Once installed on a victim’s device, trojans can:
- Monitor users’ actions
- Intercept their data
- Steal banking credentials
- Lock their screens
- Do other types of damage
A trojan won’t work until the victim activates it and grants it the necessary permissions to do what it is programmed to do. Trojans can’t replicate themselves, either, and won’t spread to other files and devices, as viruses do.
Trojan Spyware Example
In February 2021, ESET reported a new supply chain attack (dubbed Operation NightScout) that targeted gamers in several Asian countries. The attack involved three malware variants, including a new version of the trojan spyware named Gh0st RAT, and appeared to target users in Taiwan, Hong Kong, and Sri Lanka.
Attackers were infecting NoxPlayer (a free Android game emulator for PCs and Macs) in order to use the compromised app to gain access to users’ devices. The trojan operators breached NoxPlayer’s API infrastructure and used social engineering tactics to induce targeted victims to download the trojan.

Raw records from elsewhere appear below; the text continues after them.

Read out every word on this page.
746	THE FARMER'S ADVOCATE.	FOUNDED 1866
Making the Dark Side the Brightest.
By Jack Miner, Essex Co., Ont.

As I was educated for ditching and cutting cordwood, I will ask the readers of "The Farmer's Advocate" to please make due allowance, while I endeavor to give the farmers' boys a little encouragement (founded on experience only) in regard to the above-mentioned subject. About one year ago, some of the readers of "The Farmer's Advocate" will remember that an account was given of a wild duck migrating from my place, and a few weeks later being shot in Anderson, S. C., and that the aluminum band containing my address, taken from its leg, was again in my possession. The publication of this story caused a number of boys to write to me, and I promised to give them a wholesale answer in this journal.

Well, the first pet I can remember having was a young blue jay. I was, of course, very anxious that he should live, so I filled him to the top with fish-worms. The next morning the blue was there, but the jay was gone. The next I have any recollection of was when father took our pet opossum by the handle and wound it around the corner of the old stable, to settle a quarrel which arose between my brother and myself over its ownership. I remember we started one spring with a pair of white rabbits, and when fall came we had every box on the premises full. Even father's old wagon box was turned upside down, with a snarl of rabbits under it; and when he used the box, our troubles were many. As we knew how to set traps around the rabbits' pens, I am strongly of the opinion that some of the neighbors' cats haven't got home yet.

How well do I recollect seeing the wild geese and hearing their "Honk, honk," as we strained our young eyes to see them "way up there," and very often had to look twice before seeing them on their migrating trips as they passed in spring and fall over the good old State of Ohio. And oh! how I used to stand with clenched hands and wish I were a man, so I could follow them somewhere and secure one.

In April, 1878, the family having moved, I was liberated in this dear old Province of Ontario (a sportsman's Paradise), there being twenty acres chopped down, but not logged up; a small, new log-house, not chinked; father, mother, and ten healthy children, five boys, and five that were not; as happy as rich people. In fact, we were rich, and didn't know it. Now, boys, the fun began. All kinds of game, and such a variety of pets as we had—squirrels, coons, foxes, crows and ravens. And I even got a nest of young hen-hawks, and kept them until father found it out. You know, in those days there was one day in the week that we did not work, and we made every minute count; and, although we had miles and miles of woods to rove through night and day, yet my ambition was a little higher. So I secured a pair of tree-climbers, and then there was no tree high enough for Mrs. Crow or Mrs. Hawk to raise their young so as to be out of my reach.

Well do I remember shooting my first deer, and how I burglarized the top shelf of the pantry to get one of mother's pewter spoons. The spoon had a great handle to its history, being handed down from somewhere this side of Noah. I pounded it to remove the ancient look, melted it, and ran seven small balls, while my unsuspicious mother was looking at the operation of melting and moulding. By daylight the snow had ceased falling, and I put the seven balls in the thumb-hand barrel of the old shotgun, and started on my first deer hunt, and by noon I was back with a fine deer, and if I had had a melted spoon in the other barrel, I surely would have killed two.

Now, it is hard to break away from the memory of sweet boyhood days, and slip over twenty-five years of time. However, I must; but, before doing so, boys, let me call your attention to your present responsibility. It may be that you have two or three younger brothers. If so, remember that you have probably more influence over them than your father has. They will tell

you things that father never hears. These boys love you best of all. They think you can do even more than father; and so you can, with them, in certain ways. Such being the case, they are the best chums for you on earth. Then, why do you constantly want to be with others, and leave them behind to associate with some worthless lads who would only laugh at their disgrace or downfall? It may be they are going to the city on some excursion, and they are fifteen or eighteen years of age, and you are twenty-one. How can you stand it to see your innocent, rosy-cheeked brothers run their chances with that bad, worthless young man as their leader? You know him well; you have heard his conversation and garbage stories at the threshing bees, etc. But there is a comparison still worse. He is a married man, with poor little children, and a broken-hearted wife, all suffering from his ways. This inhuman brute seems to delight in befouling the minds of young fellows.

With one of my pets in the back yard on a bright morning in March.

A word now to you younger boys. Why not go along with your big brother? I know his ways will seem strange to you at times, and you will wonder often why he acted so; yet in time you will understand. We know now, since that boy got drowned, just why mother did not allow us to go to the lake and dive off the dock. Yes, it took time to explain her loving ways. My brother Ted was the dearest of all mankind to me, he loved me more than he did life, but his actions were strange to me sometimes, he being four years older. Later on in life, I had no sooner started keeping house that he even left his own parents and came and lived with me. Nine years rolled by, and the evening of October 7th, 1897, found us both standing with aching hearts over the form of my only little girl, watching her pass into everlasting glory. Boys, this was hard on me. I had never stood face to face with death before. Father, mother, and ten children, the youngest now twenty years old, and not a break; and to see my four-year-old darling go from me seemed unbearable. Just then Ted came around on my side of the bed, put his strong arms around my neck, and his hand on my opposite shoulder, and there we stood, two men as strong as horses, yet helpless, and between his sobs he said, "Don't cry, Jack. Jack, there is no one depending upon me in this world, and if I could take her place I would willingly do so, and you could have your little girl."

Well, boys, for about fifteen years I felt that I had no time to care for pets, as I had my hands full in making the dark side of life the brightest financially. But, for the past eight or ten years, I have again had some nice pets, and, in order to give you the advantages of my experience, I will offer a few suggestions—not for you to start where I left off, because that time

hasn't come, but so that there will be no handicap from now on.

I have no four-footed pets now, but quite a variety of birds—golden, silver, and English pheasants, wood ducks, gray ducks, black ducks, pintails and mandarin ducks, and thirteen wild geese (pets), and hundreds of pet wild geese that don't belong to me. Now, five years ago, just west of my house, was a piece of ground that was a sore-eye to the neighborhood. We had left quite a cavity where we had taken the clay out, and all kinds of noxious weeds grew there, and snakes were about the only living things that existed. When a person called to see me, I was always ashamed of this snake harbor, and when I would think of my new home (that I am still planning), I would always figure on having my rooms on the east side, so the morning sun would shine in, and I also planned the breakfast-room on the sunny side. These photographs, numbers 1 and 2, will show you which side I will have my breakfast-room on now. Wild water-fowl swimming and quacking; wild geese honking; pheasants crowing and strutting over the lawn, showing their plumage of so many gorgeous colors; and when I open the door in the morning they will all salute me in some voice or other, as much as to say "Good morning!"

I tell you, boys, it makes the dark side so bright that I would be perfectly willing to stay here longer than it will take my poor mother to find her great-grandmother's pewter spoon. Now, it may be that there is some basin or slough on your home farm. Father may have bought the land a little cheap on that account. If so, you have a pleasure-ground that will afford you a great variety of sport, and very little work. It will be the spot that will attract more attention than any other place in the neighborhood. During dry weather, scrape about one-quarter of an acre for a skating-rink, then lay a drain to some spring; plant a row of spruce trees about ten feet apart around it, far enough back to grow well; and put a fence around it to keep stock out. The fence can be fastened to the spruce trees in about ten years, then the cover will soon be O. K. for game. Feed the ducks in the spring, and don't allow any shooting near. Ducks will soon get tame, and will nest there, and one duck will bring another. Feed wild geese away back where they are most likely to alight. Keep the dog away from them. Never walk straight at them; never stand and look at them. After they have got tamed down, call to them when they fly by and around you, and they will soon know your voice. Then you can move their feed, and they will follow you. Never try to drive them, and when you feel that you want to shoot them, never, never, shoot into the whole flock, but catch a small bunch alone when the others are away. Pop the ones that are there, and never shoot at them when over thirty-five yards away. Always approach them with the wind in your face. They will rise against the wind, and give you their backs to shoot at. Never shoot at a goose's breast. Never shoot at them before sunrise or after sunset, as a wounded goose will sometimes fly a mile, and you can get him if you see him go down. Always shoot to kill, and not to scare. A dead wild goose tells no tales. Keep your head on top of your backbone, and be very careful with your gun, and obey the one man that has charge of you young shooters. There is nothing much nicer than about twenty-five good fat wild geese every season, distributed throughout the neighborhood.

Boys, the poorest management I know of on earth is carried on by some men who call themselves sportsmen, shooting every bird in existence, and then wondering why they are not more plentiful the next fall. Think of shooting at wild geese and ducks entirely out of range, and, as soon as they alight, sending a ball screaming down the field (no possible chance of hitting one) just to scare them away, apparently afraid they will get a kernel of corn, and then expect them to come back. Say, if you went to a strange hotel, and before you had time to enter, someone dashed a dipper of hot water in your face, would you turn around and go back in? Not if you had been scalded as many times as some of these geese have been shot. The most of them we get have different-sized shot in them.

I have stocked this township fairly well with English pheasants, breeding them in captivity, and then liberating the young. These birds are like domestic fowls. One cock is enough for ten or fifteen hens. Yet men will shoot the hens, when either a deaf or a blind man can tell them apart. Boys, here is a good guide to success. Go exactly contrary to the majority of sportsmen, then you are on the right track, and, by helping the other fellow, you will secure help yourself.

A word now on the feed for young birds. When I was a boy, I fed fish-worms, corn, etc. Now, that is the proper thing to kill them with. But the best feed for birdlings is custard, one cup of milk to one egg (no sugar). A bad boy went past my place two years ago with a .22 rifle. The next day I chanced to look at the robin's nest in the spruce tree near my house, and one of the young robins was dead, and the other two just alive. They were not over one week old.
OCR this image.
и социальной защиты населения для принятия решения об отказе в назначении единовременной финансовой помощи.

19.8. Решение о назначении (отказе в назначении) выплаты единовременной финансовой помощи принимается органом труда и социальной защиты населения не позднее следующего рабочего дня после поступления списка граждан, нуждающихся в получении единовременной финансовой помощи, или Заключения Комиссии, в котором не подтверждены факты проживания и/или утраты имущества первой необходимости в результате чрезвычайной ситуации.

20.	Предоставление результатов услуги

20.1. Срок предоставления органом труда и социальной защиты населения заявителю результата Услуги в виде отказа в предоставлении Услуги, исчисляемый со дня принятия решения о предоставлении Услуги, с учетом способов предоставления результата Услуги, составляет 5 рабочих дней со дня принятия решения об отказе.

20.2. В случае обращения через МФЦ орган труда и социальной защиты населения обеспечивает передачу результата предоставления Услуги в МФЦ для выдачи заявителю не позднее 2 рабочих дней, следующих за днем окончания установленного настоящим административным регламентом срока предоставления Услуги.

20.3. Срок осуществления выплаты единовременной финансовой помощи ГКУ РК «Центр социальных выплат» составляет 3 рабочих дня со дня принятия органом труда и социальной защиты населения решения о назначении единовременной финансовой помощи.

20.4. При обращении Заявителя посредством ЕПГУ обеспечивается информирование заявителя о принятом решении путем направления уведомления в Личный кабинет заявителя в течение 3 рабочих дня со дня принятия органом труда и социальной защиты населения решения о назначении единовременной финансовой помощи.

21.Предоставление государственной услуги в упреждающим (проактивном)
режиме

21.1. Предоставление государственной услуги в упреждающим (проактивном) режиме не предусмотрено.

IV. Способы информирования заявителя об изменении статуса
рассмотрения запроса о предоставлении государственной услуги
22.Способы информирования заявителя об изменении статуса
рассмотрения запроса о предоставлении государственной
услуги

Once users installed and activated the malicious payloads, the hackers could access their infected devices remotely. It acts like camera hijacking spyware and allows the hackers to take pictures and record video using the victim’s camera as well as carry out keylogging activities. While sending the collected data to the C&C server, the trojan uses an encrypted TCP communication channel to avoid detection.
5. Zero-Click Spyware
Zero-click spyware invades users’ devices without them needing to click on any links or download anything manually. It finds the vulnerabilities in an existing system and penetrates the device without any active involvement from the user’s end. It works on a trial-and-error method and keeps trying to enter into the device until it finds a security loophole in a program, operating system, or app.
For example, you could get a WhatsApp message from an unknown person containing zero-click spyware. Even if you don’t open the message or click any links in it, the payload can infect your mobile device. It works silently in the background, and you won’t know anything about it.
Zero-Click Spyware Example
The NSO Group’s Pegasus spyware is probably the most famous zero-click spyware. It has been used to spy on targeted victims, ranging from activities and journalists to politicians and even private citizens.
According to a report published by Citizen Lab on Sept. 13, 2021, Pegasus spyware exploits a vulnerability in iOS’s image rendering library and invades Apple devices via iMessage. Because it is zero-click spyware, it doesn’t require victims to click on the link they received on the iMessages to get the infection.
Apple quickly fixed this vulnerability (CVE-2021-30860) and has since asked users to update their phones. However, there are still a lot of questions that remain largely unanswered:
- How many people are affected by the spyware,
- What information has been leaked, and
- What victims can do to detect and remove the Pegasus spyware from their Apple devices.
Wrapping Up on the Different Spyware Types and Their Real-World Examples
There are many types of spyware — the five above being just some common examples. We recently covered several other spyware examples that shook the cybersecurity world in 2021. Although there are laws that regulate snooping activities, some lines are still blurred. Some companies regularly use programs to track consumers’ online activities, study their buying habits, and craft customized advertisements.
In the same way, keyloggers are also legal in some cases. There are professional service agencies that sell spyware to keep an eye on students, employees, kids, and even spouses. The laws regarding spyware are evolving continuously according to advancements in technology, and it’s likely that this software gray area isn’t going away any time soon.